Did you know there was both green and blue spirulina? Or maybe I should ask, do you know about spirulina? A kind of wonder algae, high in protein, boosts energy, removes heavy metals from the body, and the list goes on-this algae is a favorite in the holistic health and plant-based community. You will find it in a powder form to mix into smoothies and baked goods, and if you’re buying from a reputable source, be prepared for the high price tag.
Green spirulina is the most known, and now the blue variety is gaining ground. The difference between the two is the water-soluble Phycocoyanin, only found in spirulina, is extracted from the blue-green algae and made into a blue powder. Green spirulina supposedly has a fishier taste than the blue.

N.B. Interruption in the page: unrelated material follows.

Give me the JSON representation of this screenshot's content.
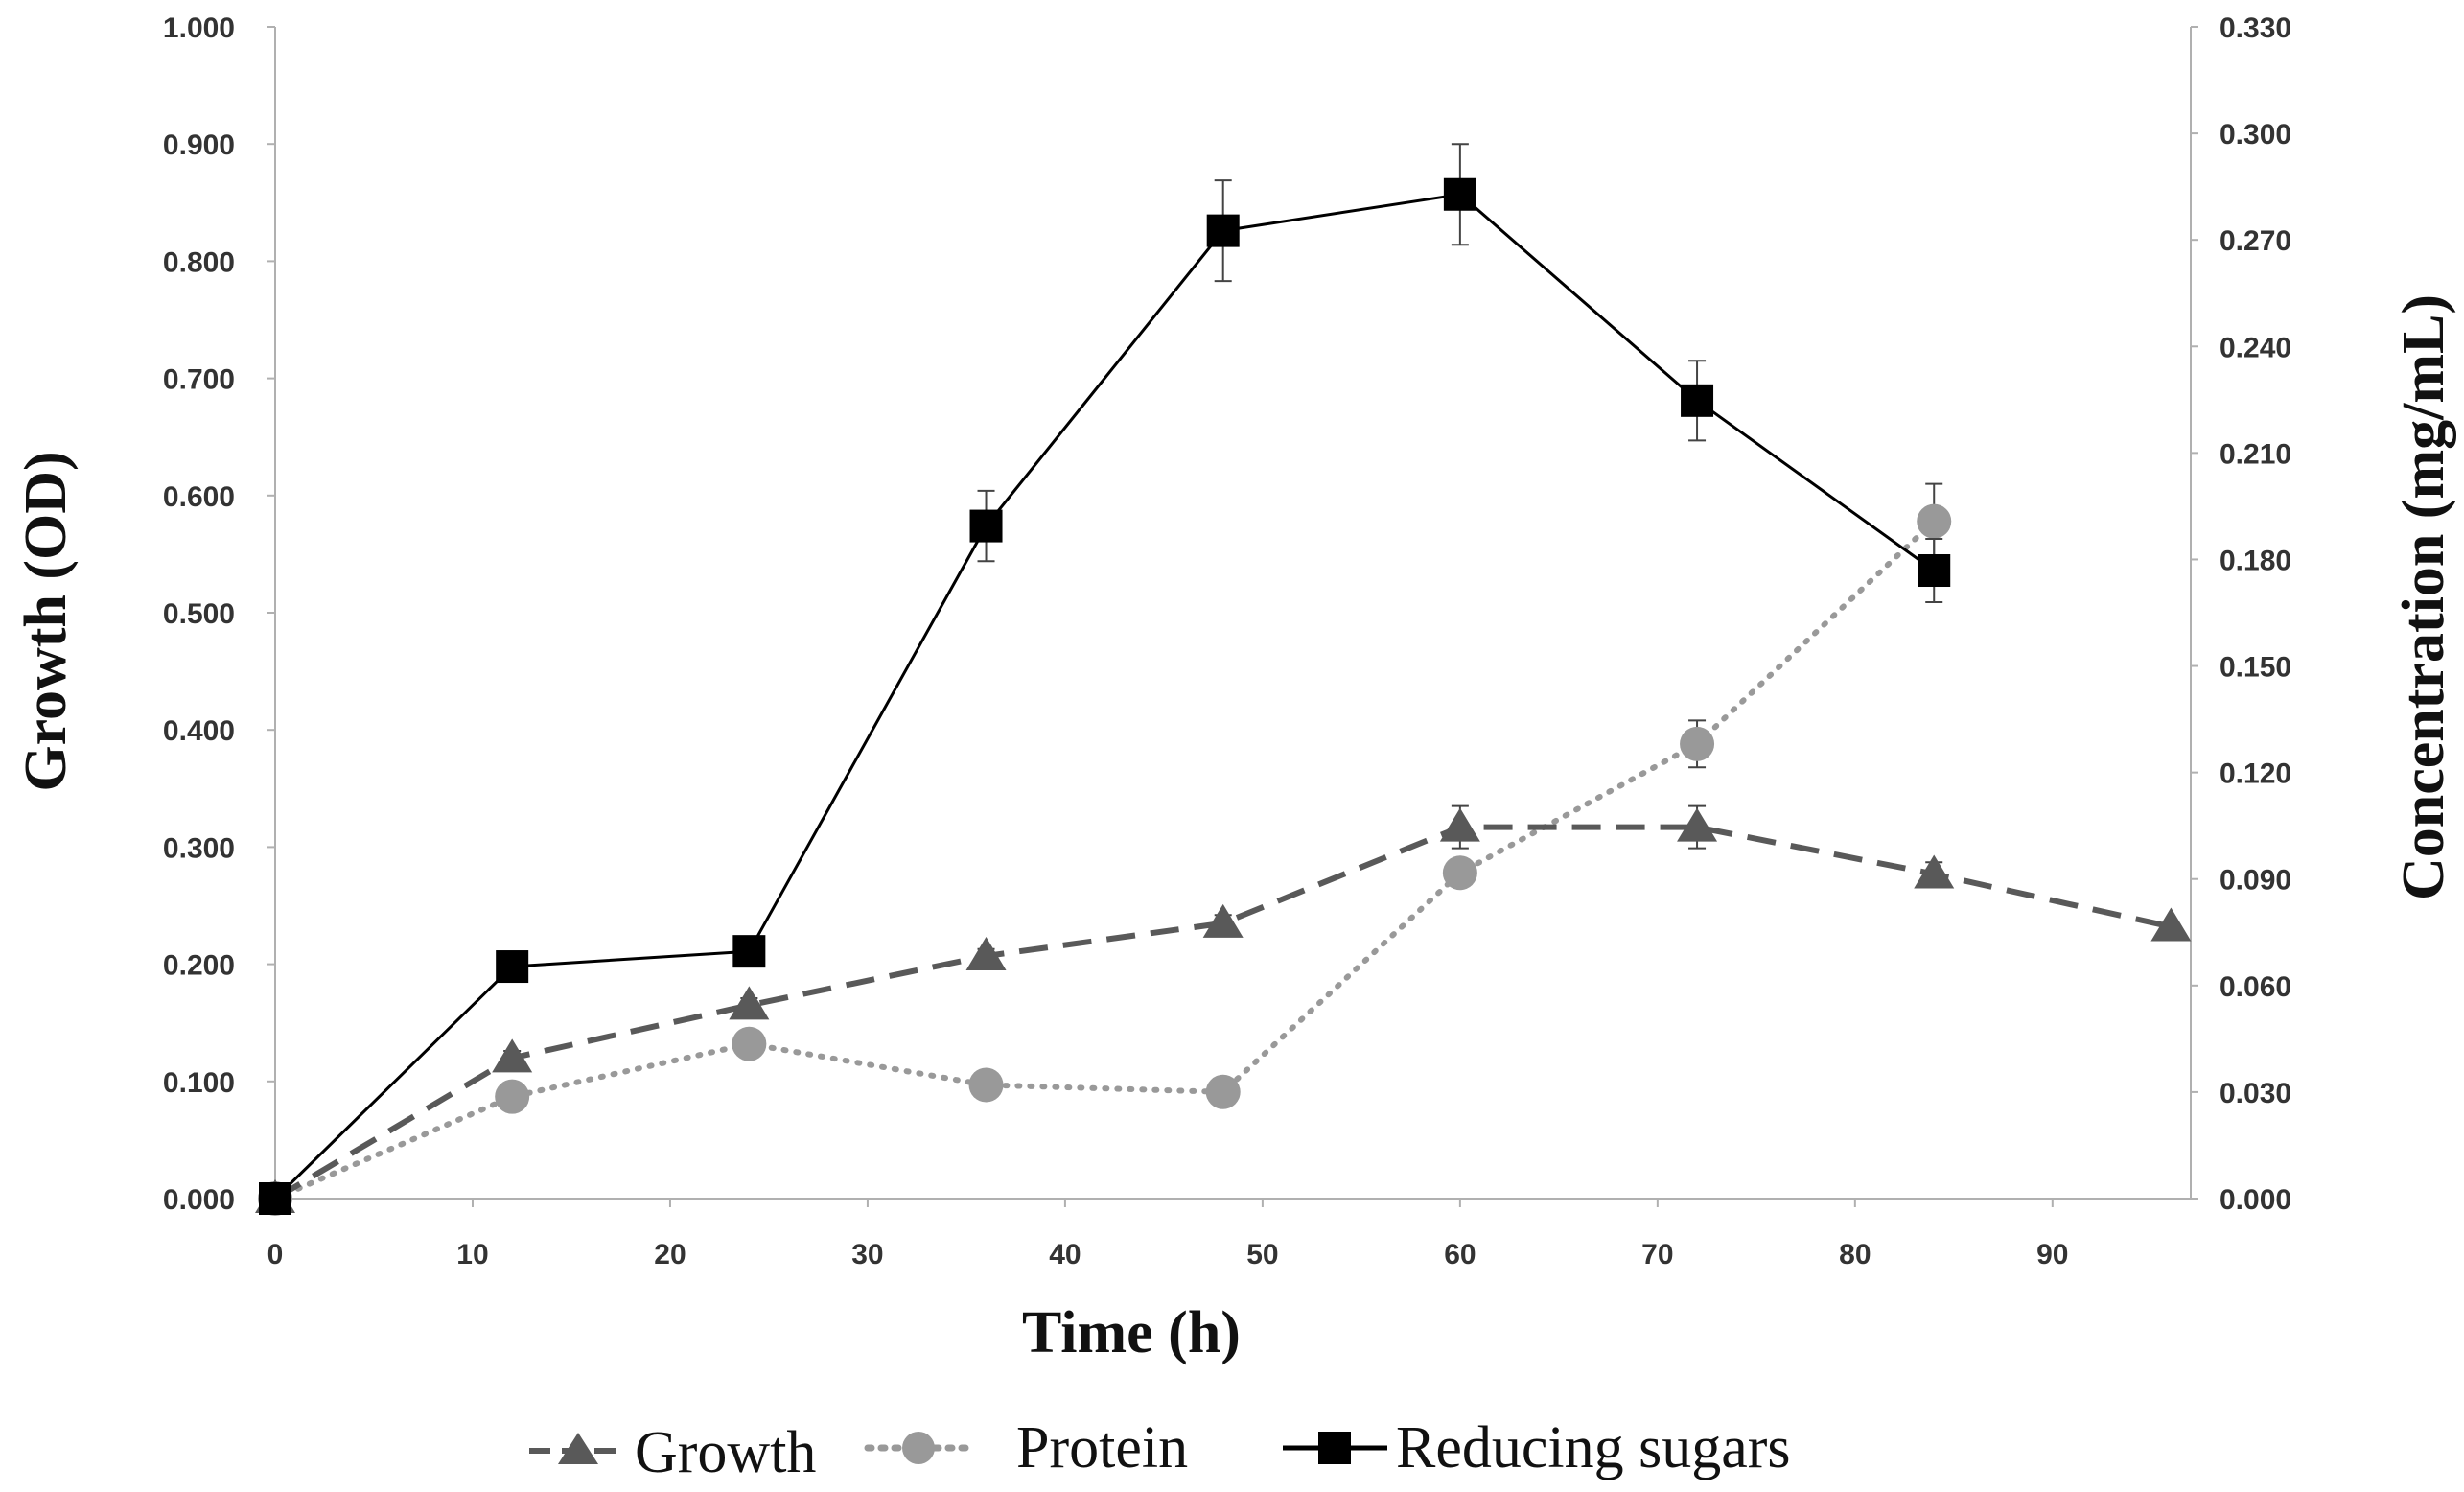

Unicorn Superfoods sells blue spirulina and provides gorgeous photos of pancakes, smoothie bowls, and donuts on their Instagram page that will entice you to try. Leave it to the kombucha creatives at GTS Synergy Kombucha to use blue spirulina in their recent 25th Anniversary “Sacred Life” kombucha. The beautifully designed bottle and label come to life with against the natural bright blue hue-and the kombucha tastes terrific!
Another truly blue food is the blue olive originating from Sri Lanka. Often a street food in the Far East, the locals eat them boiled or fresh, mixed with fruits or vegetables and seasoned. When ripe, they are a little sour, and the texture is like an avocado. Brilliant in color both inside and out, I am now in search of them.
I cannot go without mentioning a fun blue food that I spotted at the grocery store recently. Blueberry Cheerios! The color of these Cheerios might get kids to eat their whole grain oats!